Атака сводится к отправке сообщения SSH2_MSG_USERAUTH_SUCCESS вместо сообщения SSH2_MSG_USERAUTH_REQUEST, после чего сервер даже не начинает стадию аутентификации и считает подключение авторизованным без сверки учётных данных. Проблема проявляется начиная с ветки Libssh 0.6, выпущенной в 2014 году, в которой была проведена унификация кода реализаций клиента и сервера (клиент считает аутентификацию успешной после получения SSH2_MSG_USERAUTH_SUCCESS, но использование кода с данной проверкой при обработки серверной логики привело к возможности получения доступа вообще без аутентификации).
Для тестирования подготовлен прототип эксплоита (https://www.openwall.com/lists/oss-security/2018/10/17/5). Уязвимость проявляется только в приложениях, работающих в режиме сервера (очень редкая ситуация, так как libssh в основном используется для создания SSH-клиентов). Исключение составляет продукт GitHub Enterprise, в котором libssh также применяется и в режиме сервера. Но GitHub Enterprise не подвержен уязвимости (https://twitter.com/GitHubSecurity/status/1052358402842746880) так как использует собственный форк Libssh в котором задействованы собственные процедуры прохождения аутентификации.
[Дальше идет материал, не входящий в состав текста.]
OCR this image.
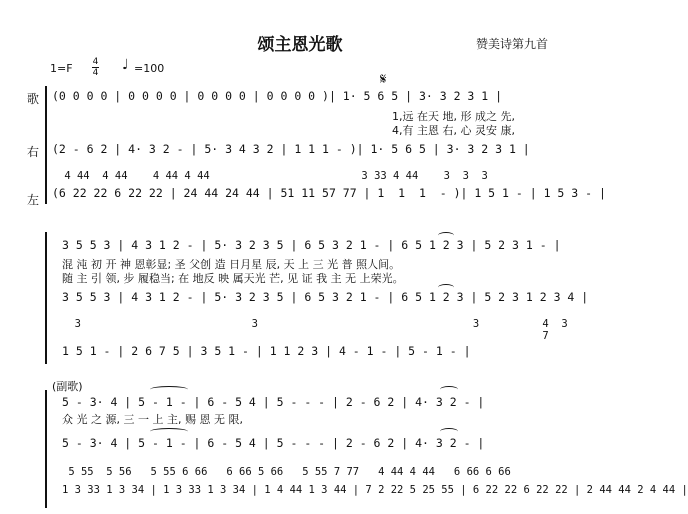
颂主恩光歌	赞美诗第九首
1=F 4
4 ♩ =100
𝄋
歌
右
左
(0 0 0 0 | 0 0 0 0 | 0 0 0 0 | 0 0 0 0 )| 1· 5 6 5 | 3· 3 2 3 1 |
1,远 在天 地, 形 成之 先,
4,有 主恩 右, 心 灵安 康,
(2 - 6 2 | 4· 3 2 - | 5· 3 4 3 2 | 1 1 1 - )| 1· 5 6 5 | 3· 3 2 3 1 |
4 44  4 44    4 44 4 44                        3 33 4 44    3  3  3
(6 22 22 6 22 22 | 24 44 24 44 | 51 11 57 77 | 1  1  1  - )| 1 5 1 - | 1 5 3 - |
3 5 5 3 | 4 3 1 2 - | 5· 3 2 3 5 | 6 5 3 2 1 - | 6 5 1 2 3 | 5 2 3 1 - |
混 沌 初 开 神 恩彰显; 圣 父创 造 日月星 辰, 天 上 三 光 普 照人间。
随 主 引 领, 步 履稳当; 在 地反 映 属天光 芒, 见 证 我 主 无 上荣光。
3 5 5 3 | 4 3 1 2 - | 5· 3 2 3 5 | 6 5 3 2 1 - | 6 5 1 2 3 | 5 2 3 1 2 3 4 |
3                           3                                  3          4  3
7
1 5 1 - | 2 6 7 5 | 3 5 1 - | 1 1 2 3 | 4 - 1 - | 5 - 1 - |
(副歌)
5 - 3· 4 | 5 - 1 - | 6 - 5 4 | 5 - - - | 2 - 6 2 | 4· 3 2 - |
众 光 之 源, 三 一 上 主, 赐 恩 无 限,
5 - 3· 4 | 5 - 1 - | 6 - 5 4 | 5 - - - | 2 - 6 2 | 4· 3 2 - |
5 55  5 56   5 55 6 66   6 66 5 66   5 55 7 77   4 44 4 44   6 66 6 66
1 3 33 1 3 34 | 1 3 33 1 3 34 | 1 4 44 1 3 44 | 7 2 22 5 25 55 | 6 22 22 6 22 22 | 2 44 44 2 4 44 |
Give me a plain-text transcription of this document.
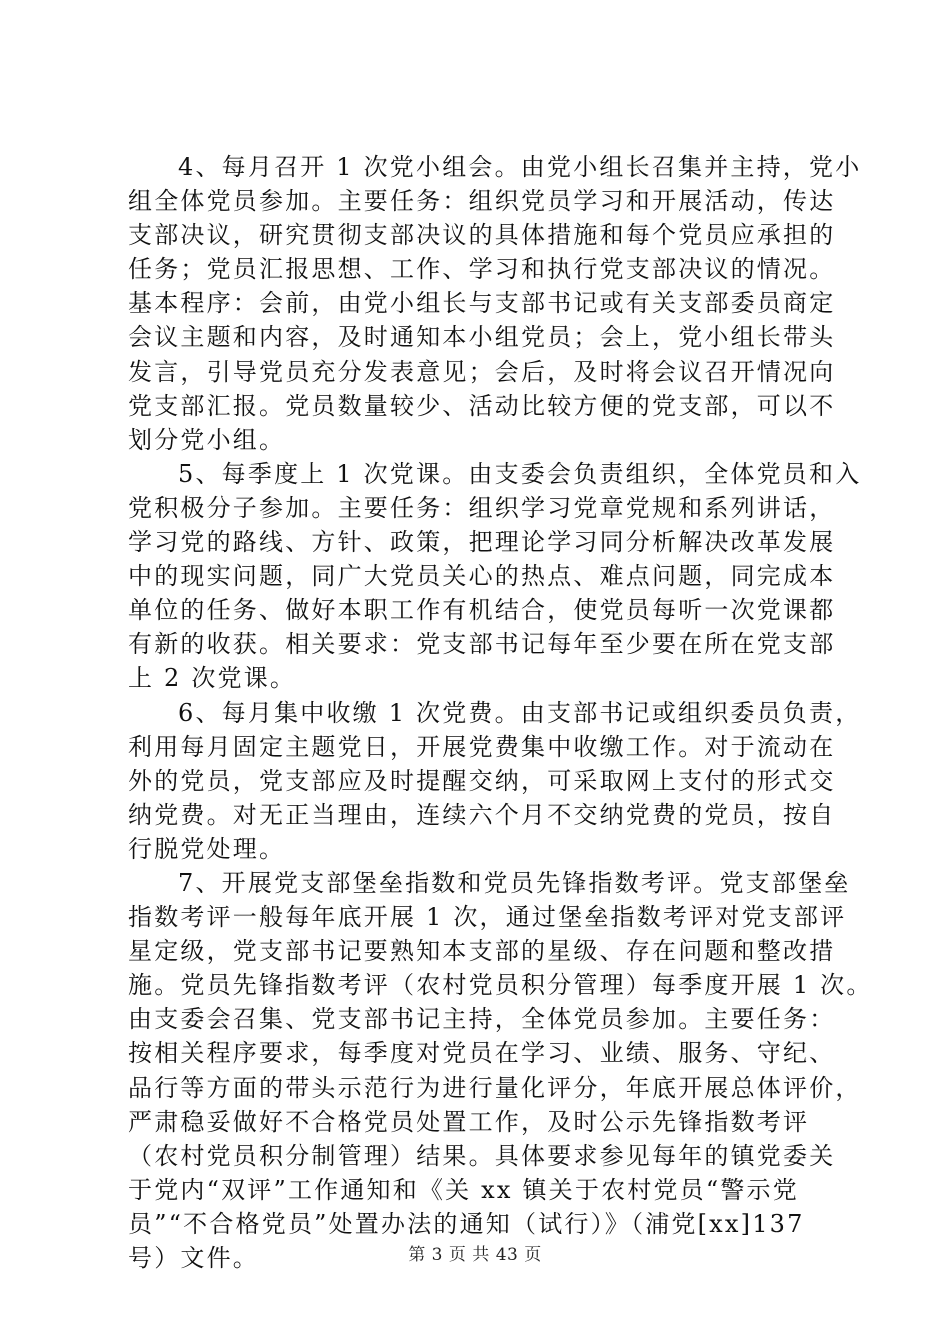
4、每月召开 1 次党小组会。由党小组长召集并主持，党小
组全体党员参加。主要任务：组织党员学习和开展活动，传达
支部决议，研究贯彻支部决议的具体措施和每个党员应承担的
任务；党员汇报思想、工作、学习和执行党支部决议的情况。
基本程序：会前，由党小组长与支部书记或有关支部委员商定
会议主题和内容，及时通知本小组党员；会上，党小组长带头
发言，引导党员充分发表意见；会后，及时将会议召开情况向
党支部汇报。党员数量较少、活动比较方便的党支部，可以不
划分党小组。
5、每季度上 1 次党课。由支委会负责组织，全体党员和入
党积极分子参加。主要任务：组织学习党章党规和系列讲话，
学习党的路线、方针、政策，把理论学习同分析解决改革发展
中的现实问题，同广大党员关心的热点、难点问题，同完成本
单位的任务、做好本职工作有机结合，使党员每听一次党课都
有新的收获。相关要求：党支部书记每年至少要在所在党支部
上 2 次党课。
6、每月集中收缴 1 次党费。由支部书记或组织委员负责，
利用每月固定主题党日，开展党费集中收缴工作。对于流动在
外的党员，党支部应及时提醒交纳，可采取网上支付的形式交
纳党费。对无正当理由，连续六个月不交纳党费的党员，按自
行脱党处理。
7、开展党支部堡垒指数和党员先锋指数考评。党支部堡垒
指数考评一般每年底开展 1 次，通过堡垒指数考评对党支部评
星定级，党支部书记要熟知本支部的星级、存在问题和整改措
施。党员先锋指数考评（农村党员积分管理）每季度开展 1 次。
由支委会召集、党支部书记主持，全体党员参加。主要任务：
按相关程序要求，每季度对党员在学习、业绩、服务、守纪、
品行等方面的带头示范行为进行量化评分，年底开展总体评价，
严肃稳妥做好不合格党员处置工作，及时公示先锋指数考评
（农村党员积分制管理）结果。具体要求参见每年的镇党委关
于党内“双评”工作通知和《关 xx 镇关于农村党员“警示党
员”“不合格党员”处置办法的通知（试行）》（浦党[xx]137
号）文件。	第 3 页 共 43 页
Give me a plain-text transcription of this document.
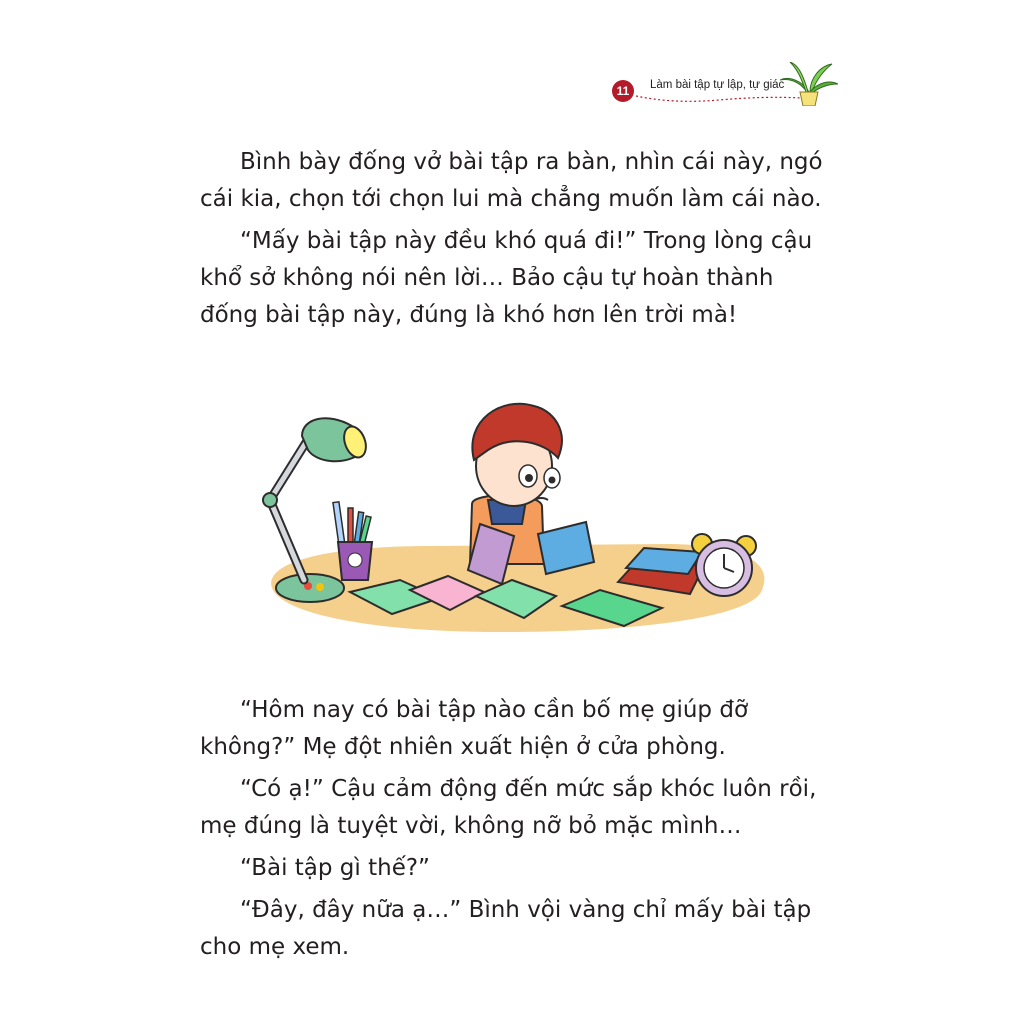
11	Làm bài tập tự lập, tự giác

Bình bày đống vở bài tập ra bàn, nhìn cái này, ngó cái kia, chọn tới chọn lui mà chẳng muốn làm cái nào.

“Mấy bài tập này đều khó quá đi!” Trong lòng cậu khổ sở không nói nên lời… Bảo cậu tự hoàn thành đống bài tập này, đúng là khó hơn lên trời mà!

“Hôm nay có bài tập nào cần bố mẹ giúp đỡ không?” Mẹ đột nhiên xuất hiện ở cửa phòng.

“Có ạ!” Cậu cảm động đến mức sắp khóc luôn rồi, mẹ đúng là tuyệt vời, không nỡ bỏ mặc mình…

“Bài tập gì thế?”

“Đây, đây nữa ạ…” Bình vội vàng chỉ mấy bài tập cho mẹ xem.
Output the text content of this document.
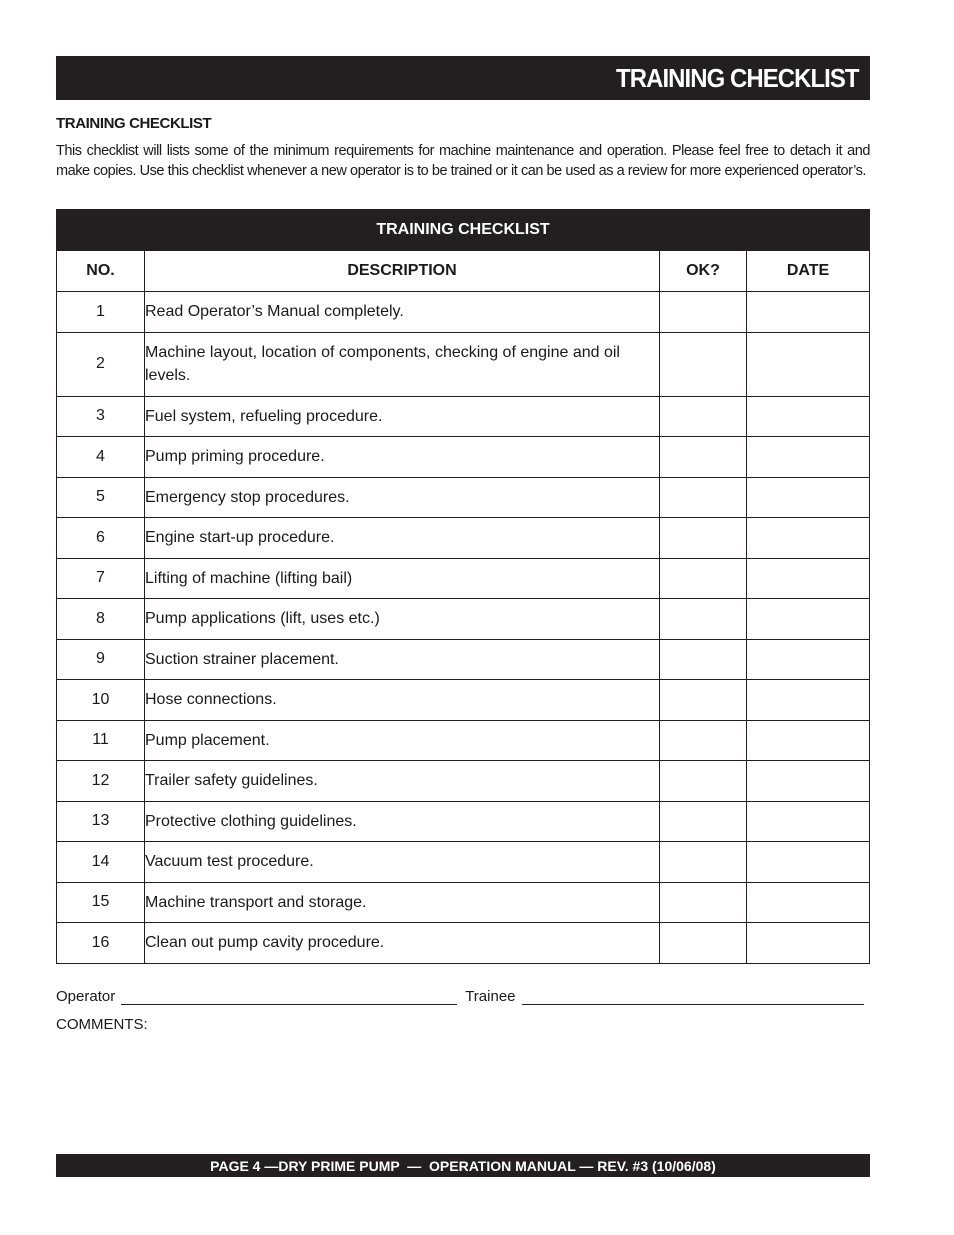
TRAINING CHECKLIST
TRAINING CHECKLIST

This checklist will lists some of the minimum requirements for machine maintenance and operation. Please feel free to detach it and make copies. Use this checklist whenever a new operator is to be trained or it can be used as a review for more experienced operator’s.

TRAINING CHECKLIST			
NO.	DESCRIPTION	OK?	DATE
1	Read Operator’s Manual completely.		
2	Machine layout, location of components, checking of engine and oil levels.		
3	Fuel system, refueling procedure.		
4	Pump priming procedure.		
5	Emergency stop procedures.		
6	Engine start-up procedure.		
7	Lifting of machine (lifting bail)		
8	Pump applications (lift, uses etc.)		
9	Suction strainer placement.		
10	Hose connections.		
11	Pump placement.		
12	Trailer safety guidelines.		
13	Protective clothing guidelines.		
14	Vacuum test procedure.		
15	Machine transport and storage.		
16	Clean out pump cavity procedure.		
Operator	Trainee
COMMENTS:
PAGE 4 —DRY PRIME PUMP  —  OPERATION MANUAL — REV. #3 (10/06/08)
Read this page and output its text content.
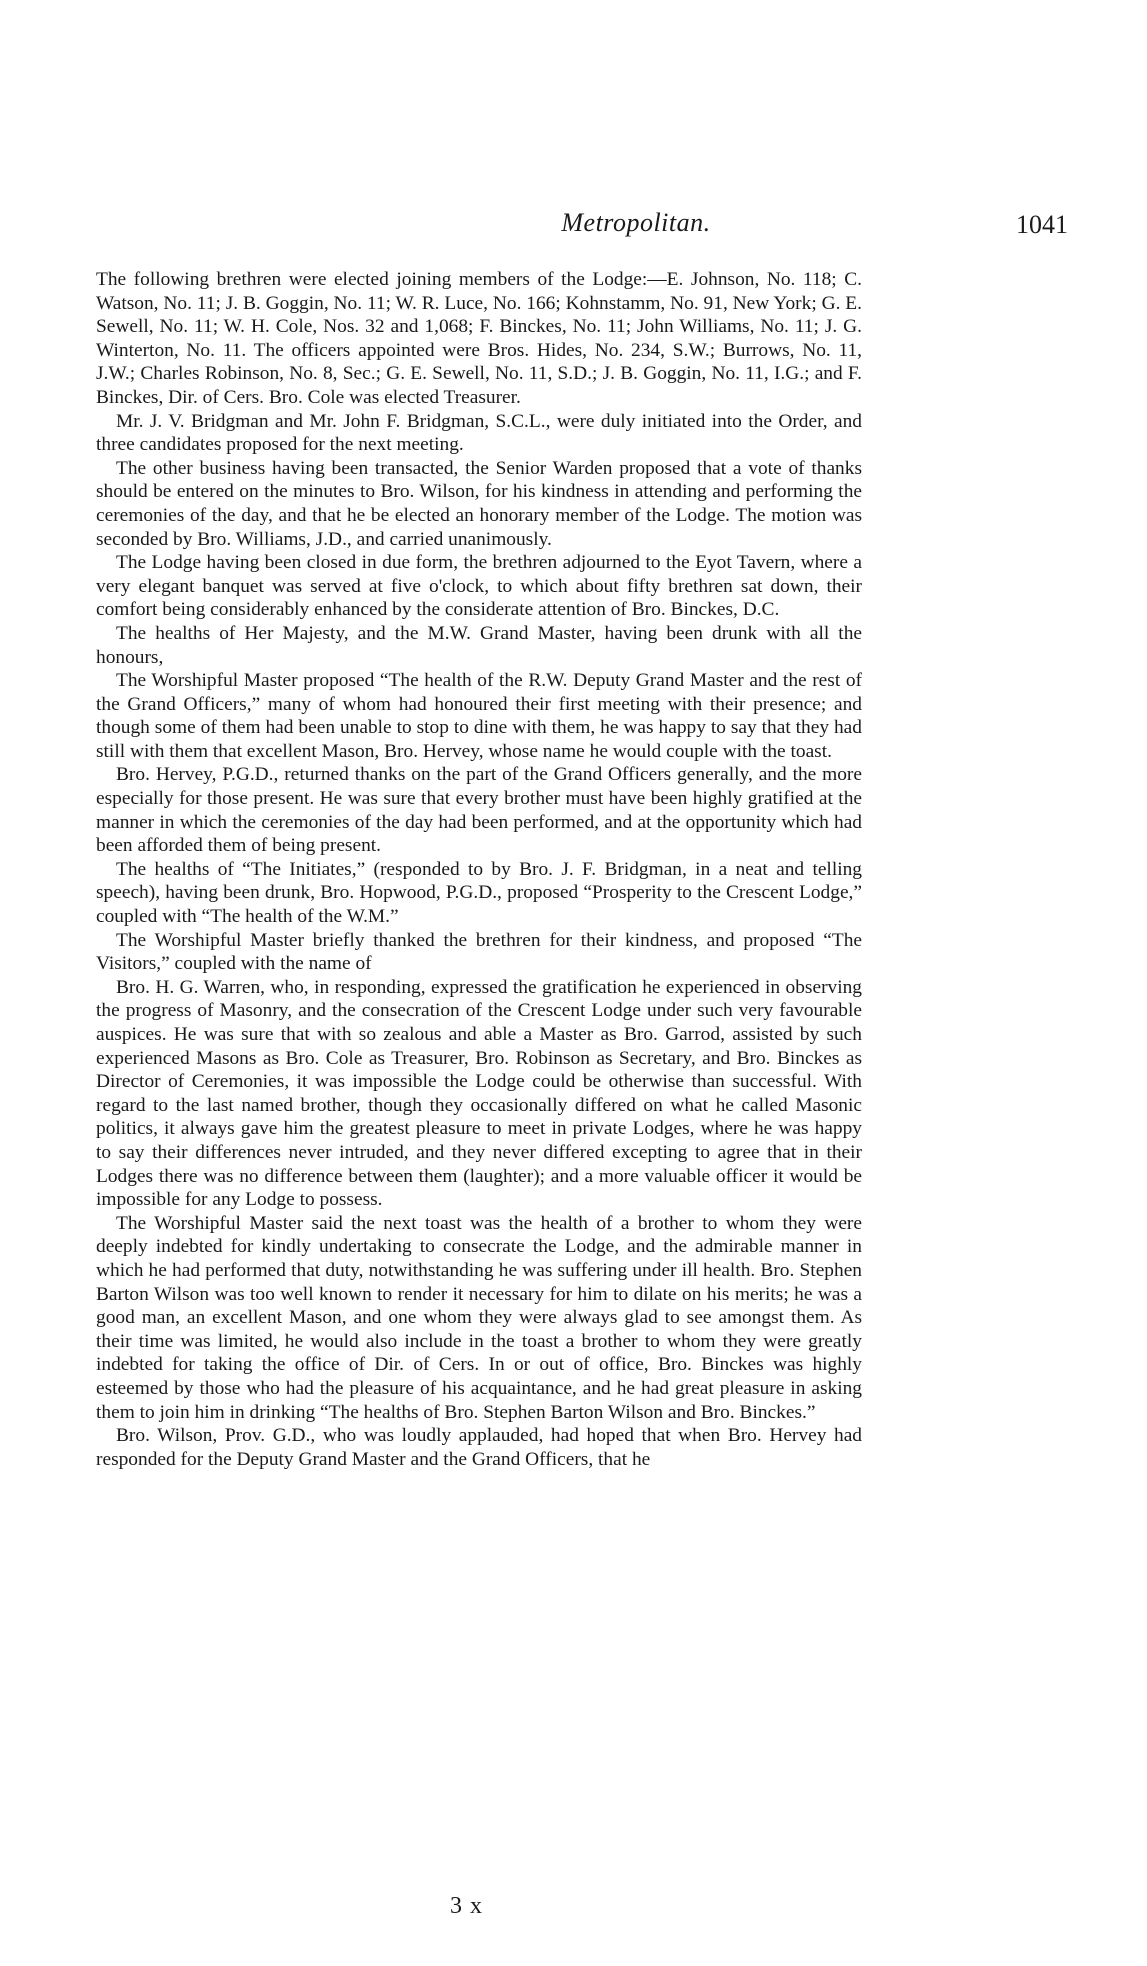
Metropolitan.	1041

The following brethren were elected joining members of the Lodge:—E. Johnson, No. 118; C. Watson, No. 11; J. B. Goggin, No. 11; W. R. Luce, No. 166; Kohnstamm, No. 91, New York; G. E. Sewell, No. 11; W. H. Cole, Nos. 32 and 1,068; F. Binckes, No. 11; John Williams, No. 11; J. G. Winterton, No. 11. The officers appointed were Bros. Hides, No. 234, S.W.; Burrows, No. 11, J.W.; Charles Robinson, No. 8, Sec.; G. E. Sewell, No. 11, S.D.; J. B. Goggin, No. 11, I.G.; and F. Binckes, Dir. of Cers. Bro. Cole was elected Treasurer.

Mr. J. V. Bridgman and Mr. John F. Bridgman, S.C.L., were duly initiated into the Order, and three candidates proposed for the next meeting.

The other business having been transacted, the Senior Warden proposed that a vote of thanks should be entered on the minutes to Bro. Wilson, for his kindness in attending and performing the ceremonies of the day, and that he be elected an honorary member of the Lodge. The motion was seconded by Bro. Williams, J.D., and carried unanimously.

The Lodge having been closed in due form, the brethren adjourned to the Eyot Tavern, where a very elegant banquet was served at five o'clock, to which about fifty brethren sat down, their comfort being considerably enhanced by the considerate attention of Bro. Binckes, D.C.

The healths of Her Majesty, and the M.W. Grand Master, having been drunk with all the honours,

The Worshipful Master proposed “The health of the R.W. Deputy Grand Master and the rest of the Grand Officers,” many of whom had honoured their first meeting with their presence; and though some of them had been unable to stop to dine with them, he was happy to say that they had still with them that excellent Mason, Bro. Hervey, whose name he would couple with the toast.

Bro. Hervey, P.G.D., returned thanks on the part of the Grand Officers generally, and the more especially for those present. He was sure that every brother must have been highly gratified at the manner in which the ceremonies of the day had been performed, and at the opportunity which had been afforded them of being present.

The healths of “The Initiates,” (responded to by Bro. J. F. Bridgman, in a neat and telling speech), having been drunk, Bro. Hopwood, P.G.D., proposed “Prosperity to the Crescent Lodge,” coupled with “The health of the W.M.”

The Worshipful Master briefly thanked the brethren for their kindness, and proposed “The Visitors,” coupled with the name of

Bro. H. G. Warren, who, in responding, expressed the gratification he experienced in observing the progress of Masonry, and the consecration of the Crescent Lodge under such very favourable auspices. He was sure that with so zealous and able a Master as Bro. Garrod, assisted by such experienced Masons as Bro. Cole as Treasurer, Bro. Robinson as Secretary, and Bro. Binckes as Director of Ceremonies, it was impossible the Lodge could be otherwise than successful. With regard to the last named brother, though they occasionally differed on what he called Masonic politics, it always gave him the greatest pleasure to meet in private Lodges, where he was happy to say their differences never intruded, and they never differed excepting to agree that in their Lodges there was no difference between them (laughter); and a more valuable officer it would be impossible for any Lodge to possess.

The Worshipful Master said the next toast was the health of a brother to whom they were deeply indebted for kindly undertaking to consecrate the Lodge, and the admirable manner in which he had performed that duty, notwithstanding he was suffering under ill health. Bro. Stephen Barton Wilson was too well known to render it necessary for him to dilate on his merits; he was a good man, an excellent Mason, and one whom they were always glad to see amongst them. As their time was limited, he would also include in the toast a brother to whom they were greatly indebted for taking the office of Dir. of Cers. In or out of office, Bro. Binckes was highly esteemed by those who had the pleasure of his acquaintance, and he had great pleasure in asking them to join him in drinking “The healths of Bro. Stephen Barton Wilson and Bro. Binckes.”

Bro. Wilson, Prov. G.D., who was loudly applauded, had hoped that when Bro. Hervey had responded for the Deputy Grand Master and the Grand Officers, that he

3 x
URL: https://www.openwall.com/lists/oss-security/2018/10/16/1
Новость: https://www.opennet.me/opennews/art.shtml?num=49453
Прежде чем паникеры разорвутся - openssh тут не причём
А было бы очень эпично :)
Пакеты Debian юзающие libssh: qtwebengine-opensource-src, nbdkit, gst-libav1.0,
ffmpeg, curl, vlc, doublecmd, libssh, ssh-audit, wireshark.В общем хрень, в основном используется для sftp-клиентов.
где в списке plex?
Так речь не про неё. Из того, что я нашёл, вот это довольно критично:kde-apps/kio-extras-18.08.2 (sftp ? net-libs/libssh[sftp])
От ssh2 зависят mc и qemu с ssh (никогда не использовал), и захардкожена как зависимость в расте. Но опять же, она тут ни при чём, там и нумерация версий другая. Не перепутаешь.
> Так речь не про неё.fixed // regex корявенько натравил.
Не совсем правда, ведь специально можно собрать openssh с libssh
https://www.shodan.io/search?query=libssh
не много. и в основном в штатах. Эпичненько.
Сезам - откройся!
https://i.ytimg.com/vi/94F5S75ybSI/maxresdefault.jpg
а вообще кто нибудь видел вживую в консоли такое окошко "ACCESS GRANTED" ?
Я видел в фильмах
Читать то умеешь ?
спросил же - вживую
в фильмах еще не то бывает ...
Он что, мёртвый фильмы смотрел?
Причем оно должно быть обязательно мигающим и с 3D-эффектом.
> Причем оно должно быть обязательно мигающим и с 3D-эффектом.Ну так положите уже гламурную ANSI "картинку" в motd. Этим баяном еще на BBSках народ развлекался, а вы до сих пор тупите.
причем тут motd? Мало ли какой муры туда понапихали, картинка должна всплывать поверх нее. Оно должно выводиться pam'ом из session. Там коллбэк вообще-то предусмотрен, то есть, в принципе, написать можно.
Я видел неоднократно. Но это потому, что я его туда сам и нарисовал. Когда время есть, люблю в скритпы подобавлять эстетики в духе фильмов про хакеров. Работает точно так же, но в экран смотреть намного приятнее.
Очень похоже на хороший бекдорчик с 2014 года. Кто запатчил соответствующие строки?
Зачем бэкдорить libssh, которою используют полторы калеки, когда в каждый дистрибутив линукса и бзд-ы уже установлен универсальный бекдор под названием OpenSSL?
Посмотрите вот на это
https://www.openssl.org/news/vulnerabilities.html
Страница за страницей "уязвимостей" одна хуже(лучше-cia гарантирует) другой.
Кто этот код пишет что в нем столько дыр, генератор случайных чисел?
Тут уже были умники, которые решили "А напишем мы свой *SSL, простой и без багов". В результате так же, стабильно раз в пол года садятся в лужу.
Вывод: Дырок нет лишь там, где их не ищут.
Вывод неправильный.
Что, конечно, не удивительно для утопленика.
о, дартаньяны-теоретики в треде
Там все же одна критическая на десятилетие и то в одной версии. Остальное всё мелочи.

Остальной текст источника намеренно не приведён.